Head control improves significantly. By twelve weeks, most babies can lift their head to around 45 degrees during tummy time and hold it briefly when held upright. Leg movements become more vigorous and purposeful. When held in a standing position with feet on a firm surface, your baby may begin to push down with their legs.

Fine motor development

Your baby's hands begin to open more of the time, moving away from the tightly fisted posture of the newborn period. They may begin to bat at objects held in front of them toward the end of this period, though grasping intentionally comes slightly later.

Sleep development

Somewhere in this period, most babies begin to consolidate their longest sleep stretch slightly, often four to six hours rather than the two to three hours of the early weeks. This is not universal — some babies continue waking frequently well beyond three months — but it is the period when many parents notice a shift. Gentle day and night differentiation practices from the early weeks support this consolidation.


Normal variation versus red flags

The ranges given for milestones in this guide reflect normal developmental variation. Some babies do things earlier, many do things later. The absence of a milestone at the expected point is not automatically cause for alarm — it is a prompt for a conversation with your child health nurse rather than immediate concern.
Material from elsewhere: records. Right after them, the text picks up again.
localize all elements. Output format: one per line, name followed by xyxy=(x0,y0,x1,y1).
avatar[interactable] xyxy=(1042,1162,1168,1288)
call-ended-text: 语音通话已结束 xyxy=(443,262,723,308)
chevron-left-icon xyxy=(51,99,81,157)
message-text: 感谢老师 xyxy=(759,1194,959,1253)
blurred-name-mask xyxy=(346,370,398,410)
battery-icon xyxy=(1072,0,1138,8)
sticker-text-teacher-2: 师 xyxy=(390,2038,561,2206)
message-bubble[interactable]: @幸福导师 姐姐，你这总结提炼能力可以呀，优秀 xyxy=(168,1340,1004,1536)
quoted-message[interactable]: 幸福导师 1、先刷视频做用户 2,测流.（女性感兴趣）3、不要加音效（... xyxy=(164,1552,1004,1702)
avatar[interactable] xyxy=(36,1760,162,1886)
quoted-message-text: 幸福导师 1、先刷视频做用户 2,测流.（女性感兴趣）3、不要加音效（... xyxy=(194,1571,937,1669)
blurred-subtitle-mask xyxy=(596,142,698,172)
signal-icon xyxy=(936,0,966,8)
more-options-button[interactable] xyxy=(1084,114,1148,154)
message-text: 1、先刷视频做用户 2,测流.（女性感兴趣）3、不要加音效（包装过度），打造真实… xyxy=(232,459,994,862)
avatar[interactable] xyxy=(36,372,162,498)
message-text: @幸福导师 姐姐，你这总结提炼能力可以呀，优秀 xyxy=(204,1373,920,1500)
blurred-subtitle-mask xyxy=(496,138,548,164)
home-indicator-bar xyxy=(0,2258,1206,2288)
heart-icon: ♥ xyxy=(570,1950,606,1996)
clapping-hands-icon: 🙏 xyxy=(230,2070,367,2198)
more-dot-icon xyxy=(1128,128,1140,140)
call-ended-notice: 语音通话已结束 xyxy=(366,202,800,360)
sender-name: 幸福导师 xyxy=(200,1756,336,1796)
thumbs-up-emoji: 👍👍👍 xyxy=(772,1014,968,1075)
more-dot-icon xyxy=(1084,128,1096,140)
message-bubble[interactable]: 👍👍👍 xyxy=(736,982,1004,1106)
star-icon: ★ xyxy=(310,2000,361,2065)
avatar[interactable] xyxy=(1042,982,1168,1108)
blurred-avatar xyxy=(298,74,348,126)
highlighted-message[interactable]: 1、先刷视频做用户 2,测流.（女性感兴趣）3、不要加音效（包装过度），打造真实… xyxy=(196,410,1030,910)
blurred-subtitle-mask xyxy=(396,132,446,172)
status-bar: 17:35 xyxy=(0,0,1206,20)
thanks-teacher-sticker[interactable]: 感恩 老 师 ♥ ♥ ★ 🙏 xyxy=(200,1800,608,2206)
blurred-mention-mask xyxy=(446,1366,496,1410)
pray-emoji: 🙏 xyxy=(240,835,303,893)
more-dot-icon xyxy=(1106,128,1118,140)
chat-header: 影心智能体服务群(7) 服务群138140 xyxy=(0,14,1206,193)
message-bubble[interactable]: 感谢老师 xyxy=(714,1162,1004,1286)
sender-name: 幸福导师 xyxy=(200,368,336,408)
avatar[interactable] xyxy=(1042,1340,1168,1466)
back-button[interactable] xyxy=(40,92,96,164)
Things worth raising at your next appointment:

Not smiling socially by eight to ten weeks. Consistently not responding to sounds or loud noises. Not making eye contact or appearing to look through rather than at people. Limbs that feel consistently stiff or floppy rather than having normal muscle tone. Not lifting the head at all during tummy time by twelve weeks. Feeding difficulties that are persisting beyond the early weeks.

Things that warrant prompt contact with your child health nurse or GP:

A sudden loss of skills that your baby had previously acquired. This is called developmental regression and, unlike temporary variations in performance, a true loss of previously acquired skills warrants prompt assessment. Asymmetric movement where your baby consistently uses one side of their body more than the other. Any concern that feels urgent to you — your instincts about your baby matter.


Tummy time troubleshooting

Tummy time resistance is one of the most common parenting concerns in the first three months. If your baby consistently cries during tummy time, try the following before concluding they simply won't tolerate it.

Start smaller. Even 30 seconds of tummy time that ends before distress builds is more useful than a longer session that ends in crying. Gradually extend as your baby's strength develops.

Try different surfaces. Some babies tolerate tummy time on a firm floor mat better than on a soft surface. Others respond well to lying on your chest while you recline.

Make it interactive. Getting down on the floor at your baby's eye level and engaging with them during tummy time makes it more tolerable than being placed on the floor alone.

Time it well. A baby who is tired, hungry, or just fed is more likely to resist. Try tummy time when your baby is in a calm, alert state.


Your child health nurse appointments

Your child and family health nurse is your most accessible ongoing resource for development questions in the first year. Their appointments are specifically designed to monitor development, screen for potential concerns early, and provide parenting support. You do not need a specific concern to attend, and you should not feel that concerns are too minor to raise.

In Australia, child and family health nursing services are provided through state and territory health departments and are free. Your hospital or midwife will provide your initial referral or contact details at discharge.